Pitt has little margin for error in bid for NCAA tournament spot
February 17, 2014 9:10 PM
Pitt teammates are stunned as the referees review the final game-winning shot by Syracuse at the Petersen Events Center.
By Paul Zeise / Pittsburgh Post-Gazette
Pitt has lost four of its past six games and is 1-6 this season against teams ranked in the top 50 of the RPI, meaning its NCAA resume has taken some hits in recent weeks.
Overall, it consists of a lot of wins against weak teams and only one quality win.
In reality, the Panthers are nowhere close to the NCAA tournament bubble, according to college basketball analysts, and as long as they defeat the teams they are supposed to down the stretch, they will be in the field of 68.
“I’m not at all concerned about Pitt as an NCAA tournament team right now; they are definitely a tournament team,” said Jerry Palm, the bracketology expert for CBSSports.com.
“They do have the quality win over Stanford [currently No. 47 in the RPI] and all of their losses are to top 20-caliber teams — so while it is going to be hard for Pitt to get a high seed, they are comfortably in the field and will be unless they completely fall apart down the stretch.
“Now, if Stanford falls apart and then Pitt loses a couple of bad games, well, then it could be an issue. But we’re a long way from that right now. As long as they keep winning games they should, they will be fine.”
Pitt’s strength is that it has a good RPI (31), a solid number of top-100 wins (six with the opportunity for three more), no bad losses (all six are to teams in the RPI top 30) and seven wins on the road or at neutral sites.
Palm, who has made a career of analyzing the RPI and predicting the NCAA tournament field, said the Panthers would have to play their way out of the tournament and that they have few opportunities to improve their seeding.
That’s because the ACC is having a down year. Outside of the top four conference teams — Syracuse (third in the RPI), Duke (9), Virginia (15) and North Carolina (27) — there aren’t many chances for teams to get quality wins.
In Pitt’s case, it has played those teams already, so the final five games of the regular season would just solidify its status as an NCAA tournament team.
“The ACC isn’t as bad as the SEC in that department [of providing few opportunities for quality wins], but Pitt now is in a situation where they need to win their games to avoid bad losses,” Palm said. “And then hope in the ACC tournament, if they want to improve their seeding, they get a chance to play a couple games against those top teams.

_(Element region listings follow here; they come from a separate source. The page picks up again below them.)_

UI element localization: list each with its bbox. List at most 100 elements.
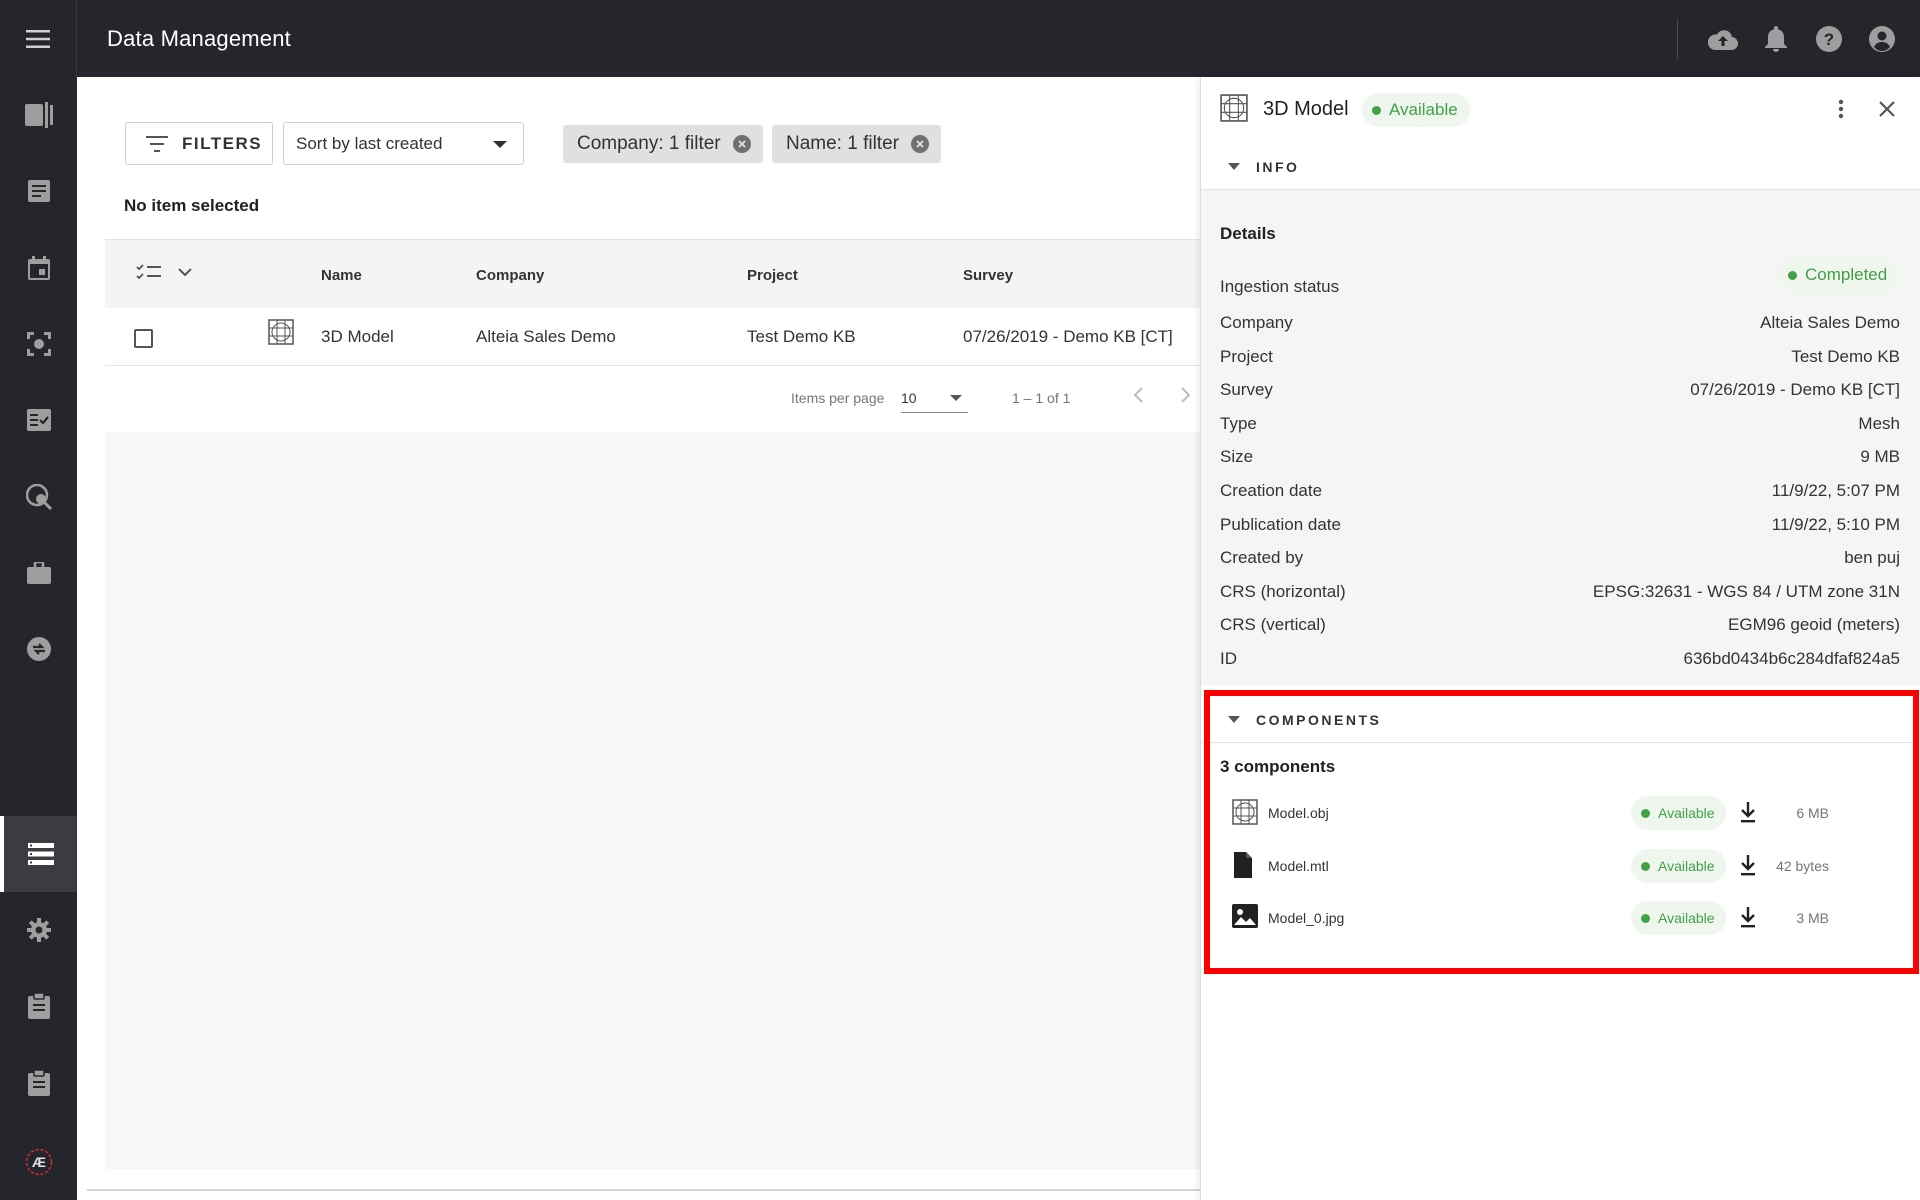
filter-chip-name[interactable]: Name: 1 filter [772,125,941,163]
chip-label: Company: 1 filter [577,133,721,154]
book-icon [24,102,53,128]
hamburger-icon [26,29,50,48]
column-header-survey[interactable]: Survey [963,267,1013,284]
nav-item-settings[interactable] [0,892,77,968]
detail-key: ID [1220,649,1237,668]
column-header-project[interactable]: Project [747,267,798,284]
status-label: Available [1389,100,1458,119]
detail-value: Alteia Sales Demo [1760,313,1900,332]
account-button[interactable] [1855,12,1908,65]
svg-text:?: ? [1823,30,1833,49]
select-all-button[interactable] [136,264,162,287]
nav-item-scan[interactable] [0,306,77,382]
status-badge: Available [1362,93,1470,127]
previous-page-button[interactable] [1129,385,1149,408]
ingestion-status-badge: Completed [1778,258,1900,292]
detail-value: Test Demo KB [1791,347,1900,366]
detail-row: CRS (horizontal) EPSG:32631 - WGS 84 / UT… [1220,582,1900,606]
detail-key: Company [1220,313,1293,332]
help-button[interactable]: ? [1802,12,1855,65]
panel-title: 3D Model [1263,98,1349,120]
clipboard-icon [27,1070,50,1096]
column-header-name[interactable]: Name [321,267,362,284]
chip-label: Name: 1 filter [786,133,899,154]
table-row[interactable]: 3D Model Alteia Sales Demo Test Demo KB … [105,308,1200,366]
notifications-button[interactable] [1749,12,1802,65]
sort-select[interactable]: Sort by last created [283,122,524,165]
select-menu-button[interactable] [177,264,193,285]
svg-text:Æ: Æ [32,1154,46,1170]
detail-key: Publication date [1220,515,1341,534]
nav-item-clipboard-1[interactable] [0,968,77,1044]
detail-panel: 3D Model Available INFO Details Ingestio… [1200,77,1920,1200]
detail-row: Creation date 11/9/22, 5:07 PM [1220,481,1900,505]
more-options-button[interactable] [1829,97,1853,126]
chip-remove-icon[interactable] [732,135,751,153]
cloud-upload-icon [1707,29,1738,50]
filters-button[interactable]: FILTERS [125,122,273,165]
chevron-down-icon [493,141,507,148]
nav-item-calendar[interactable] [0,230,77,306]
items-per-page-label: Items per page [791,390,885,406]
detail-key: Creation date [1220,481,1323,500]
cell-survey: 07/26/2019 - Demo KB [CT] [963,327,1173,346]
chip-remove-icon[interactable] [910,135,929,153]
menu-button[interactable] [0,0,77,77]
filter-chip-company[interactable]: Company: 1 filter [563,125,763,163]
info-section-body: Details Ingestion status Completed Compa… [1201,190,1920,685]
detail-value: ben puj [1844,548,1900,567]
detail-row: Created by ben puj [1220,548,1900,572]
storage-icon [27,843,54,865]
detail-key: Created by [1220,548,1304,567]
cell-project: Test Demo KB [747,327,856,346]
nav-item-data-management[interactable] [0,816,77,892]
items-per-page-value: 10 [901,390,917,406]
more-vert-icon [1838,99,1844,119]
page-range: 1 – 1 of 1 [1012,390,1071,406]
detail-value: 636bd0434b6c284dfaf824a5 [1683,649,1901,668]
detail-value: 11/9/22, 5:07 PM [1771,481,1900,500]
items-per-page-select[interactable]: 10 [901,387,968,413]
info-section-label: INFO [1256,158,1300,175]
nav-item-library[interactable] [0,77,77,153]
details-title: Details [1220,224,1276,243]
nav-item-tasks[interactable] [0,382,77,458]
nav-item-explore[interactable] [0,459,77,535]
calendar-icon [27,256,50,280]
detail-value: EPSG:32631 - WGS 84 / UTM zone 31N [1592,582,1900,601]
left-nav-rail: Æ [0,77,77,1200]
paginator: Items per page 10 1 – 1 of 1 [77,377,1200,417]
detail-value: 9 MB [1860,447,1900,466]
detail-key: CRS (horizontal) [1220,582,1346,601]
detail-value: 11/9/22, 5:10 PM [1771,515,1900,534]
detail-key: Size [1220,447,1254,466]
panel-header: 3D Model Available [1201,77,1920,143]
detail-row: CRS (vertical) EGM96 geoid (meters) [1220,615,1900,639]
nav-item-sync[interactable] [0,611,77,687]
info-section-toggle[interactable]: INFO [1201,144,1920,190]
filters-label: FILTERS [182,133,263,153]
nav-item-clipboard-2[interactable] [0,1045,77,1121]
close-panel-button[interactable] [1875,97,1899,126]
column-header-company[interactable]: Company [476,267,544,284]
report-icon [27,180,50,202]
detail-row: Project Test Demo KB [1220,347,1900,371]
briefcase-icon [26,562,51,584]
detail-key: Type [1220,414,1257,433]
next-page-button[interactable] [1175,385,1195,408]
nav-item-reports[interactable] [0,153,77,229]
status-dot [1788,270,1797,280]
ingestion-status-label: Completed [1805,265,1888,284]
nav-item-projects[interactable] [0,535,77,611]
chevron-down-icon [950,395,962,401]
row-checkbox[interactable] [134,329,153,348]
checklist-icon [26,409,51,431]
help-icon: ? [1815,25,1842,52]
logo-icon: Æ [25,1148,52,1176]
cell-company: Alteia Sales Demo [476,327,616,346]
cloud-upload-button[interactable] [1696,12,1749,65]
mesh-icon [268,319,294,345]
selection-status: No item selected [124,196,260,215]
nav-item-logo[interactable]: Æ [0,1124,77,1200]
detail-key: Project [1220,347,1273,366]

“Things can change, there is still some time, but for Pitt, the issue isn’t being left out. It is trying to improve their seed and that’s going to be hard to do.”

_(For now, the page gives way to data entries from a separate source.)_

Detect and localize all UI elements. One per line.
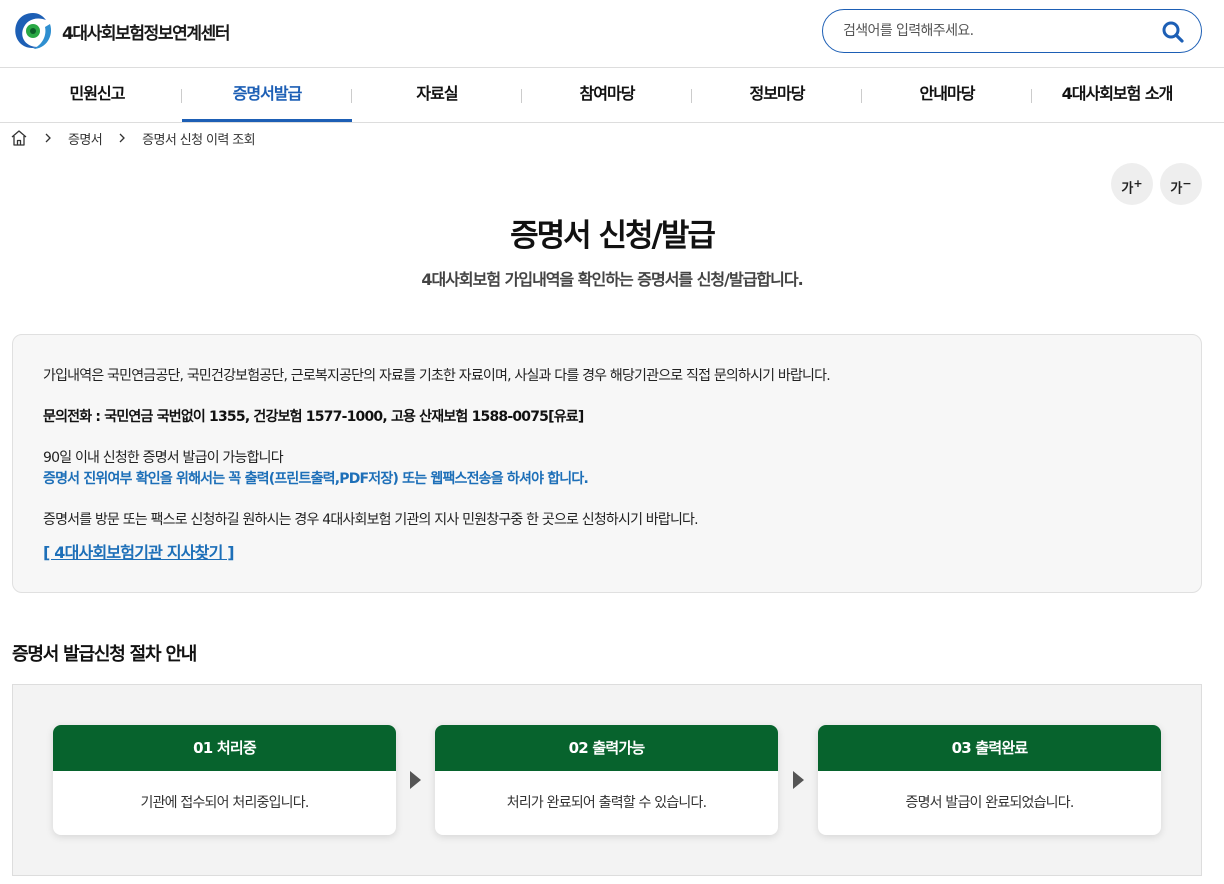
font-increase-label: 가 [1121,181,1134,197]
procedure-step: 02 출력가능 처리가 완료되어 출력할 수 있습니다. [435,725,778,835]
step-title: 02 출력가능 [435,725,778,771]
page-subtitle: 4대사회보험 가입내역을 확인하는 증명서를 신청/발급합니다. [421,270,803,289]
home-icon[interactable] [10,129,28,147]
nav-item-archive[interactable]: 자료실 [352,69,522,122]
search-box [822,9,1202,53]
breadcrumb-item-current[interactable]: 증명서 신청 이력 조회 [142,129,255,148]
site-logo[interactable]: 4대사회보험정보연계센터 [12,10,230,52]
breadcrumb-item-certificate[interactable]: 증명서 [68,129,103,148]
nav-item-about[interactable]: 4대사회보험 소개 [1032,69,1202,122]
nav-item-information[interactable]: 정보마당 [692,69,862,122]
notice-print-required: 증명서 진위여부 확인을 위해서는 꼭 출력(프린트출력,PDF저장) 또는 웹… [43,471,589,487]
step-description: 기관에 접수되어 처리중입니다. [140,795,310,811]
nav-item-participation[interactable]: 참여마당 [522,69,692,122]
procedure-step: 01 처리중 기관에 접수되어 처리중입니다. [53,725,396,835]
arrow-right-icon [410,771,421,789]
notice-data-source: 가입내역은 국민연금공단, 국민건강보험공단, 근로복지공단의 자료를 기초한 … [43,368,831,384]
notice-visit-fax: 증명서를 방문 또는 팩스로 신청하길 원하시는 경우 4대사회보험 기관의 지… [43,512,699,528]
arrow-right-icon [793,771,804,789]
search-input[interactable] [843,20,1143,42]
minus-icon: − [1182,177,1192,190]
notice-contact-phone: 문의전화 : 국민연금 국번없이 1355, 건강보험 1577-1000, 고… [43,409,584,425]
branch-finder-link[interactable]: [ 4대사회보험기관 지사찾기 ] [43,539,235,563]
step-title: 03 출력완료 [818,725,1161,771]
chevron-right-icon [45,133,51,143]
procedure-title: 증명서 발급신청 절차 안내 [12,644,197,665]
procedure-step: 03 출력완료 증명서 발급이 완료되었습니다. [818,725,1161,835]
procedure-box: 01 처리중 기관에 접수되어 처리중입니다. 02 출력가능 처리가 완료되어… [12,684,1202,876]
step-description: 증명서 발급이 완료되었습니다. [905,795,1075,811]
nav-item-complaint[interactable]: 민원신고 [12,69,182,122]
font-decrease-button[interactable]: 가− [1160,163,1202,205]
logo-text: 4대사회보험정보연계센터 [62,23,230,44]
nav-item-certificate[interactable]: 증명서발급 [182,69,352,122]
plus-icon: + [1133,177,1143,190]
chevron-right-icon [119,133,126,143]
logo-mark-icon [15,13,52,49]
font-increase-button[interactable]: 가+ [1111,163,1153,205]
notice-validity-period: 90일 이내 신청한 증명서 발급이 가능합니다 [43,450,284,466]
page-title: 증명서 신청/발급 [510,218,716,254]
font-decrease-label: 가 [1170,181,1183,197]
search-icon[interactable] [1161,20,1185,44]
breadcrumb: 증명서 증명서 신청 이력 조회 [10,128,256,148]
nav-item-guide[interactable]: 안내마당 [862,69,1032,122]
step-description: 처리가 완료되어 출력할 수 있습니다. [506,795,707,811]
main-nav: 민원신고 증명서발급 자료실 참여마당 정보마당 안내마당 4대사회보험 소개 [0,69,1224,123]
notice-box: 가입내역은 국민연금공단, 국민건강보험공단, 근로복지공단의 자료를 기초한 … [12,334,1202,593]
header: 4대사회보험정보연계센터 [0,0,1224,68]
step-title: 01 처리중 [53,725,396,771]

Palm said Pitt is somewhere in the middle of seeding (the 7 to 9 range) for the NCAA tournament and right now he is projecting the ACC as a five-bid league.
Those numbers are similar to the projections of ESPN bracketology expert Joe Lunardi, who has Pitt as a No. 7 seed and one of only five ACC teams in the field.
That would be a major disappointment for the 15-team ACC. When Syracuse, Pitt and Notre Dame were added to the league, the goal was for the conference to duplicate what the Big East had done in recent years when it got eight or nine tournament teams into the tournament.
But Palm cautioned that it is too early to draw any conclusions about which teams at or near the bubble are in or out because there are still almost four weeks of the season left, as well as conference tournaments.
“I look at the ACC and see a few teams — Florida State [59 in RPI], N.C. State  and Clemson  — that could get on a roll and play their way into the field,” Palm said. “But right now, there are only five in. But it is still somewhat early. These teams need to win games to get in, but again, it comes down to how many opportunities they have to win quality games as well.”
But one common “quality” opponent left for those three is Pitt, so it is not going to be an easy road for the Panthers.
Pitt (20-6, 8-5) will host the Seminoles Sunday and then play two teams — Boston College (194) and Notre Dame (105) — that would be troublesome for the Panthers if they were to lose.
Because they did not pick up any quality wins in recent weeks, the Panthers have eliminated much of their margin for error, Palm said.
“I’m not saying Pitt can’t lose again, but you have to beat Boston College, that would be a bad loss,” Palm said. “The committee is usually forgiving of a team with a bad loss or two, provided they have enough quality wins to offset it. Pitt doesn’t have that luxury, so getting a high seed will be tough.
“But again, like I said, as long as they keep winning they will be an NCAA team.”